In July 2002, Blackstone completed fundraising for a $6.45 billion private equity fund, Blackstone Capital Partners IV, the largest private equity fund at that time.

With a significant amount of capital in its new fund, Blackstone was one of a handful of private equity investors capable of completing large transactions in the adverse conditions of the early 2000s recession. At the end of 2002, Blackstone, Thomas H. Lee Partners, and Bain Capital acquired Houghton Mifflin Company for $1.28 billion. The transaction represented one of the first large club deals completed since the collapse of the dot-com bubble.

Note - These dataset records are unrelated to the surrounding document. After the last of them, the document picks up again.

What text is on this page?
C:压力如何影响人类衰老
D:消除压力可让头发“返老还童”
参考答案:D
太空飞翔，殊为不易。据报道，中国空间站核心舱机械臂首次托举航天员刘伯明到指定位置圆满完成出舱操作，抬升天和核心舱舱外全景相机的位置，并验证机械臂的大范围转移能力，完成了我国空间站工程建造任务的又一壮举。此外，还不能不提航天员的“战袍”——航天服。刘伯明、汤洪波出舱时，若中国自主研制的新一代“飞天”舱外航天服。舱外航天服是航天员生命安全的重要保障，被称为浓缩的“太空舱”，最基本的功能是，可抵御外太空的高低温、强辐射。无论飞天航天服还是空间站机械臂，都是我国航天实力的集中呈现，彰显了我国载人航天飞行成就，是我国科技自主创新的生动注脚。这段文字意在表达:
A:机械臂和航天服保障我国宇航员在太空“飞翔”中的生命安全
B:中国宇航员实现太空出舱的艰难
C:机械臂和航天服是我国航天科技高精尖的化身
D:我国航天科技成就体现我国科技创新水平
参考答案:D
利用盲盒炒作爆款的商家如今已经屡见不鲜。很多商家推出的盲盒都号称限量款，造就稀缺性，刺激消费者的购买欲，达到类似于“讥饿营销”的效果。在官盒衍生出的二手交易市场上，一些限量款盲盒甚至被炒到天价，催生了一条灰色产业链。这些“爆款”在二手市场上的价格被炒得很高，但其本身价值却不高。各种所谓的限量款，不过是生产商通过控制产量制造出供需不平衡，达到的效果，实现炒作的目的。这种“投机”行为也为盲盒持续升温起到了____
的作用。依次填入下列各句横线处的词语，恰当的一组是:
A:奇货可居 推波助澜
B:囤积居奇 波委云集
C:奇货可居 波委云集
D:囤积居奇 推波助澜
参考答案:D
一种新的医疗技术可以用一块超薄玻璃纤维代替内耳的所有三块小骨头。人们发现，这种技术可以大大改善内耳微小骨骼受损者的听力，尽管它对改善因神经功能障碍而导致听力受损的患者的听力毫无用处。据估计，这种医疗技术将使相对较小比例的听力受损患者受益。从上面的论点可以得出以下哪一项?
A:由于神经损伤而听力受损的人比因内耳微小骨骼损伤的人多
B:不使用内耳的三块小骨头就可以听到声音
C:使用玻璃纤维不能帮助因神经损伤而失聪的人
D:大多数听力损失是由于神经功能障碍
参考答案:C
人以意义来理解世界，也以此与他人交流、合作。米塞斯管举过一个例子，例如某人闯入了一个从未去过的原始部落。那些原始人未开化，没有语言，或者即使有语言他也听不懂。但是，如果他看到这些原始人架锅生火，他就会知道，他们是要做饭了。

In 2002, Hamilton E. James joined Blackstone, where he serves as president and chief operating officer. He also serves on the firm's executive and management committees, and its board of directors. In late 2002, Blackstone acquired TRW Automotive in a $4.7 billion buyout, the largest private equity deal announced that year (the deal was completed in early 2003). TRW's parent was acquired by Northrop Grumman, while Blackstone purchased its automotive parts business, a major supplier of automotive systems. Blackstone also purchased a majority interest in Columbia House, a music-buying club, in mid-2002.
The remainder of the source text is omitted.